There Will Be Blood: Special Collector’s Edition
April 17, 2008
After the highly unconventional romantic comedy, Punch-Drunk Love (2002), many speculated about what writer/director Paul Thomas Anderson would do next. In a bold move, he decided to adapt Upton Sinclair’s novel, Oil! about ambitious oil tycoons in California at the turn of the 20th century. Anderson eschewed casting any of his regular collaborators in favour of coaxing Daniel Day-Lewis out of semi-retirement to portray a larger-than-life oil man. The gamble paid off as There Will Be Blood (2007) became a critical darling and earned Day-Lewis almost every acting award in existence, including the Academy Award.
We meet Daniel Plainview (Day-Lewis) in 1898 plying his trade: digging for silver and gold in an impressive, dialogue-free 14-minute introduction that culminates in him discovering oil. It’s a fantastic marriage of physical acting and visual storytelling as we see how oil is drilled and recovered and how dangerous the process is as one of Plainview’s workers is killed. The oil man ends up adopting the man’s son (Freasier).
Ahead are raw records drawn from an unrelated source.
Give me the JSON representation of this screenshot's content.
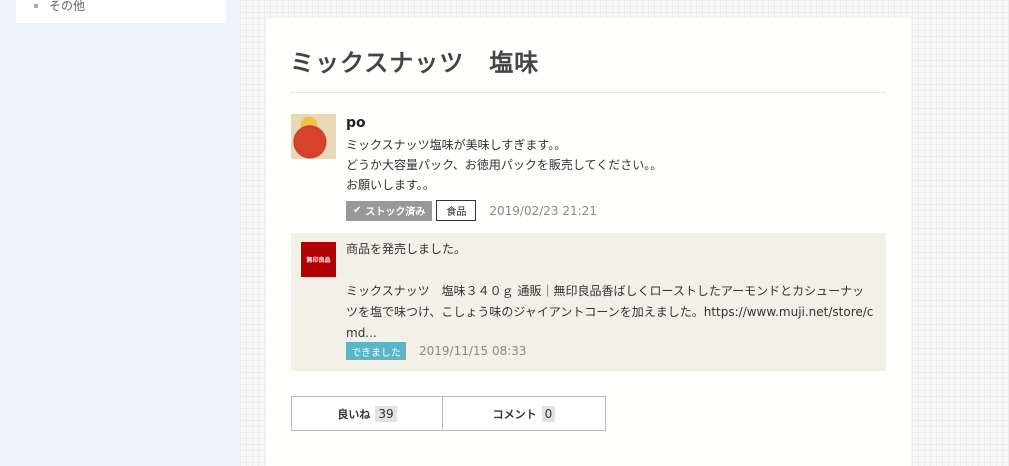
{
  "sidebar": {
    "items": [
      {
        "label": "その他"
      }
    ]
  },
  "page": {
    "title": "ミックスナッツ　塩味"
  },
  "post": {
    "author": "po",
    "body_lines": [
      "ミックスナッツ塩味が美味しすぎます。。",
      "どうか大容量パック、お徳用パックを販売してください。。",
      "お願いします。。"
    ],
    "stock_label": "ストック済み",
    "tag": "食品",
    "date": "2019/02/23 21:21"
  },
  "reply": {
    "logo_text": "無印良品",
    "line1": "商品を発売しました。",
    "line2": "ミックスナッツ　塩味３４０ｇ 通販｜無印良品香ばしくローストしたアーモンドとカシューナッ",
    "line3": "ツを塩で味つけ、こしょう味のジャイアントコーンを加えました。https://www.muji.net/store/c",
    "line4": "md...",
    "status": "できました",
    "date": "2019/11/15 08:33"
  },
  "actions": {
    "like_label": "良いね",
    "like_count": "39",
    "comment_label": "コメント",
    "comment_count": "0"
  },
  "colors": {
    "reply_bg": "#f3f1e7",
    "muji_red": "#b00000",
    "status_badge": "#5bb5c6",
    "stock_badge": "#999999"
  }
}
Plainview is a hands-on man not afraid to roll up his sleeves and get his hands dirty digging for oil.
He’s also a slick salesman adept at convincing dirt poor families to sell him their land cheap and making a tidy profit in return. While in the process of looking for his next opportunity for oil, Plainview meets Paul Sunday (Dano), a young man from a strict, religious family in California, who tells him of a rich amount of oil located on his family’s farm in Little Boston. Plainview tries to swindle the Sunday family but their other son, Eli (Dano), is a shrewd customer in his own right. He agrees to sell Plainview his family’s land if the oil man gives him enough money to build his own church. This sets the stage for a long-standing conflict between Plainview and his greed for oil, and Eli and his religious fanaticism.
Daniel Day-Lewis brings his customary ferocious intensity to the role of an opportunistic oil tycoon. The only thing Plainview cares about is making as much money as he can and he doesn’t care whom he screws over in the process. Day-Lewis affects a bit of a John Huston-type persona and his take on Plainview is meant to foreshadow the greedy capitalists that continue to screw countries out of their resources today. The actor is unafraid to play an unabashed misanthrope whose greed eventually gives way to madness.
In contrast, Paul Dano plays a much quieter, seemingly benign character. That is, until he preaches his fire and brimstone sermons that are as much of an act as Plainview’s glad-hand sales pitches. He proves to be a fairly formidable antagonist for Plainview. Anderson shows each of them in their element, each giving their own riveting performance to the simple townsfolk as they try to exert their influence over them.
At times, the stunning landscape shots of the harsh California environment evoke Terrence Malick’s Days of Heaven (1978) – especially a particularly memorable sunset shot. Anderson stages some truly impressive sequences, chief among them the explosion of an oil derrick and Plainview’s desperate attempt to rescue his son and quell the subsequent fire. The scene ends with a scary shot of Plainview’s oil-drenched face gazing in awe at the geyser of oil spewing out while Jonny Greenwood’s excellent unconventional score sets a nightmarish tone.
Some critics have drawn parallels between Plainview’s obsession for oil and the current United States government’s fixation with oil. It is certainly an apt analogy as the oil man’s blatant disregard for collateral damage mirrors the government’s own disregard for civilian deaths in the wake of the Iraq War. There Will Be Blood is really a story about how our country was built – with hard work, sweat, and, yes, blood. Anderson has crafted a cinematic masterpiece that pits the beginnings of corporate greed against religious extremism with a deliciously over-the-top performance by Day-Lewis at its centre. Like David Fincher did with Zodiac (2007), Anderson has reinvented himself with There Will Be Blood and hints a new possible direction for his career to go.
“15 Minutes” is a montage of vintage photographs, maps, and film from the period that the story of the film takes place juxtaposed with footage from the film to show how authentic it is all scored to Greenwood’s music. These pictures show buildings, cars, clothing, and so on from this period.
Also included are teaser and theatrical trailers.
There are two deleted scenes, one with Plainview dealing with a collapsed oil well that imparts an interesting bit about the process of remedying the situation. Another one features Plainview getting a haircut from his son.
“Dailies Gone Wild” is an outtake of Plainview having a meal with his son.
Finally, there is “The Story of Petroleum,” a promotional film made in 1923 by the U.S. Bureau of Mines and Sinclair Oil Company that shows oil exploration, extraction, and processing providing the nuts and bolts of what Plainview’s character does in the film.